Soñar no cuesta dinero
A un nivel estrictamente personal, no se sabe gran cosa de John Franklin Bardin. Tuvo que abandonar la universidad por problemas económicos derivados de la muerte de su padre, un comerciante de carbón, y ponerse a trabajar en cargos como taquillero de una pista de patinaje o dependiente nocturno de una librería. Su hermana mayor murió de una septicemia y su madre sufría de esquizofrenia paranoide (algunas ideas para sus libros procedían de los delirios que le contaba la autora de sus días cuando iba a visitarla a la institución en la que había sido internada). En 1943 se trasladó a un apartamento en el Greenwich Village neoyorquino y siguió trabajando en lo que caía, aunque fue progresando ligeramente y acabó dando clases de escritura creativa en la universidad. Se casó dos veces y los derechos de sus libros quedaron en manos de los dos hijos que había tenido con su primera mujer. Poco más se sabe de nuestro hombre, quien murió prácticamente en el olvido. Menos mal que Julian Symons lo exhumó en los años 70 y que la barcelonesa editorial Versal (que también nos descubrió, entre otros valores ignorados por estos lares, al gran Cyril Connolly) tuvo el detalle de publicarlo en España.

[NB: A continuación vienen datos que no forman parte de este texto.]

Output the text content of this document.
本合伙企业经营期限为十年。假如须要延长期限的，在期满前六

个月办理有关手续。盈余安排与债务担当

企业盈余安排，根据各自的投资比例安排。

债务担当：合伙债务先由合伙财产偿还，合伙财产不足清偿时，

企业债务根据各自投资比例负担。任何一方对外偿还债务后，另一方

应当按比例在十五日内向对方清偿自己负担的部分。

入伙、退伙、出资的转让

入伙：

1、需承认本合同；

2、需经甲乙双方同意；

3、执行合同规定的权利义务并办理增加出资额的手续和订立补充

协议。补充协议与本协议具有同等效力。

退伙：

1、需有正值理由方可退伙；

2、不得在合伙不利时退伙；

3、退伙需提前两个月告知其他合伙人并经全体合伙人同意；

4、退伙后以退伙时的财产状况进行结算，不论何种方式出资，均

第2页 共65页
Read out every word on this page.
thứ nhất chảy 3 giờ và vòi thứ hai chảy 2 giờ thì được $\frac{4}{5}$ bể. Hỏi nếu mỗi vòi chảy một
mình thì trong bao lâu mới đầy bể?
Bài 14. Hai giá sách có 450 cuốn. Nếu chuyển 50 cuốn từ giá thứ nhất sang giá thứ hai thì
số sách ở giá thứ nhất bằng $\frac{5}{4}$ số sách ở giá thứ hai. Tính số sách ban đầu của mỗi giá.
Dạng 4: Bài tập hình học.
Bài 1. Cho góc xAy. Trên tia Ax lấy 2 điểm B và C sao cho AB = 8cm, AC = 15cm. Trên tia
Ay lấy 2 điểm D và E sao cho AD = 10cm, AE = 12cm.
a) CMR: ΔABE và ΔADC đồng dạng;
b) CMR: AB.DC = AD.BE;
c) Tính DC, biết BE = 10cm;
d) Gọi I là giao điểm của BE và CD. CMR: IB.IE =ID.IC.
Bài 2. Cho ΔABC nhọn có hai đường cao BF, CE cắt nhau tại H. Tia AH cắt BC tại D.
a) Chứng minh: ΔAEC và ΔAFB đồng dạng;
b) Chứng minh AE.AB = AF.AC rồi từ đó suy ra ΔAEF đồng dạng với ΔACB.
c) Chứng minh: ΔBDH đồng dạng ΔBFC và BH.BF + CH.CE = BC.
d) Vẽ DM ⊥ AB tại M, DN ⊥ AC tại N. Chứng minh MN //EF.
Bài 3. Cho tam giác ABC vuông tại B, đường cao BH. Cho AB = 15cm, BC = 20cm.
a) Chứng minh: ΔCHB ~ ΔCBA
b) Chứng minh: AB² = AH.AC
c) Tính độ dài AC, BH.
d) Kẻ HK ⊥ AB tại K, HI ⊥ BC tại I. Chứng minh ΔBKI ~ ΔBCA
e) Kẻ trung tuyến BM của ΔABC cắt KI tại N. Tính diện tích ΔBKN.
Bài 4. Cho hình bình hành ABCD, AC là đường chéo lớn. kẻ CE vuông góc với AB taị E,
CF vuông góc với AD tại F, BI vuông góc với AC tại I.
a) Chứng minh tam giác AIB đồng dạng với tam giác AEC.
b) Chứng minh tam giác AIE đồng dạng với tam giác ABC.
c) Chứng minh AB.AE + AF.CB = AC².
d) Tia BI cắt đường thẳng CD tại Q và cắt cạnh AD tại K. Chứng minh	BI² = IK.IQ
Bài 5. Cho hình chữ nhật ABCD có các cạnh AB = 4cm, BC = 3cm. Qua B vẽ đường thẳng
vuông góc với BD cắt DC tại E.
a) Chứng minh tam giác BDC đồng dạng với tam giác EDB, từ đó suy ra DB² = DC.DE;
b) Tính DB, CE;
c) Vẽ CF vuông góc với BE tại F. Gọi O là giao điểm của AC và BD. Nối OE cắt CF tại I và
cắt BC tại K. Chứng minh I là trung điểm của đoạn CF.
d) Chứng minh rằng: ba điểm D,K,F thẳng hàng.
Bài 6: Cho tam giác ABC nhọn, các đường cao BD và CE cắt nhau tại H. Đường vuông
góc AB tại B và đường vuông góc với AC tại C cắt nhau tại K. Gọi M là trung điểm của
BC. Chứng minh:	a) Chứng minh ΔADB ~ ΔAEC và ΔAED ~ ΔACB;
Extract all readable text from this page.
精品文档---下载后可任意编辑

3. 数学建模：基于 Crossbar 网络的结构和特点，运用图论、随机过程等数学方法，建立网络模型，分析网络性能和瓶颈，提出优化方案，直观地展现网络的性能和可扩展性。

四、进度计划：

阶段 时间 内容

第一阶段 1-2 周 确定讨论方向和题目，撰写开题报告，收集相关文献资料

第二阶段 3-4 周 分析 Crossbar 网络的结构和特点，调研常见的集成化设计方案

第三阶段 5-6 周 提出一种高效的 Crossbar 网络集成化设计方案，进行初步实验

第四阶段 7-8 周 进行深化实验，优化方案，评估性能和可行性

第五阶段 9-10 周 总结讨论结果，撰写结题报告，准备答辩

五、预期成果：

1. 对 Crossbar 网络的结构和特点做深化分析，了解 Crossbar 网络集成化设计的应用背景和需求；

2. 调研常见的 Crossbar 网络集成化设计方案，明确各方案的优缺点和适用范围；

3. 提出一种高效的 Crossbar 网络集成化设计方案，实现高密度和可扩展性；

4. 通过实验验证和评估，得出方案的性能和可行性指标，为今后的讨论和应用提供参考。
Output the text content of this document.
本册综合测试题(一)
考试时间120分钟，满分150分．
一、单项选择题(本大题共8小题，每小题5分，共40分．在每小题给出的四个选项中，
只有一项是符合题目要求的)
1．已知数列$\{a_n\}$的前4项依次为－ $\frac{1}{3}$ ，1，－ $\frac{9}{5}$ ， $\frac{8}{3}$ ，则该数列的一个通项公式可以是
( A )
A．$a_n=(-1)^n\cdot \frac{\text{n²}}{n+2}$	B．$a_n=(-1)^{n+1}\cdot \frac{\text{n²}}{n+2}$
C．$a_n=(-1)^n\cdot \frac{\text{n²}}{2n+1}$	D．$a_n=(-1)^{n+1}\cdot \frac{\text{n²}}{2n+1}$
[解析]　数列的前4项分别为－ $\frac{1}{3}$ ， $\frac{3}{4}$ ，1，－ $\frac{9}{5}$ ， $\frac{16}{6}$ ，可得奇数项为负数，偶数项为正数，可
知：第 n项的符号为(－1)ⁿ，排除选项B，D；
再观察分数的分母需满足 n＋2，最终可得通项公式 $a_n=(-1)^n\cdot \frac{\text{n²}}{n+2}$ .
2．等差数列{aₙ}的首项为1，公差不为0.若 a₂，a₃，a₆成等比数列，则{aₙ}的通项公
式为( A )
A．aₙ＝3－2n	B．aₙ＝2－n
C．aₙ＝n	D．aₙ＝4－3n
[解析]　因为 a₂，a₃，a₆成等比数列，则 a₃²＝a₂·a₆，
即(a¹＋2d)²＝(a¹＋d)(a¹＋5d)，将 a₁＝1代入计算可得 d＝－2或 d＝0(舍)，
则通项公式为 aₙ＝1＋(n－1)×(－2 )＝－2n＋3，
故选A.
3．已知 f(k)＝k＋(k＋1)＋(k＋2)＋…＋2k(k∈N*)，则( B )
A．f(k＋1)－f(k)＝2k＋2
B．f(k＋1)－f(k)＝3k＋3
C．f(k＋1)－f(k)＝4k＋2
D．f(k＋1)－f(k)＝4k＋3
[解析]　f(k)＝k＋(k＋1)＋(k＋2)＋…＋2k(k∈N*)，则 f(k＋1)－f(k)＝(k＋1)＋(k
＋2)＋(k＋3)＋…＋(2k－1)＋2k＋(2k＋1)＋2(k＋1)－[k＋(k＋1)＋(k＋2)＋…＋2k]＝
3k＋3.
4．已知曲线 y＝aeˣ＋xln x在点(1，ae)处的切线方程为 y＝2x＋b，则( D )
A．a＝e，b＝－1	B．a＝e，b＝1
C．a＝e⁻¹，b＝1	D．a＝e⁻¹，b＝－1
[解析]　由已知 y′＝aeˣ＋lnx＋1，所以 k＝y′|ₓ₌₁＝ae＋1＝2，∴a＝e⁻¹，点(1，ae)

Han pasado más de treinta años desde el esfuerzo de Versal e Impedimenta toma el relevo, a ver si ahora el pobre Bardin se hace con las ventas que no logró en el cambio de década de los 80 a los 90. Solo hacen falta unos miles de lectores de novela policiaca y novela, digamos, seria con la suficiente altura de miras para reconocer en ese señor que explicaba unas historias fascinantemente extrañas (llenas de alucinaciones, premoniciones, experiencias paranormales y toda clase de eficaces extravagancias) a un autor que cogió el género policial, se salió por la tangente y, gracias a su talento, inventó un subgénero que fue el único en practicar. Si las cosas salen bien, puede que se publiquen entre nosotros hasta aquellas de sus novelas que nunca fueron traducidas al español: soñar no cuesta dinero.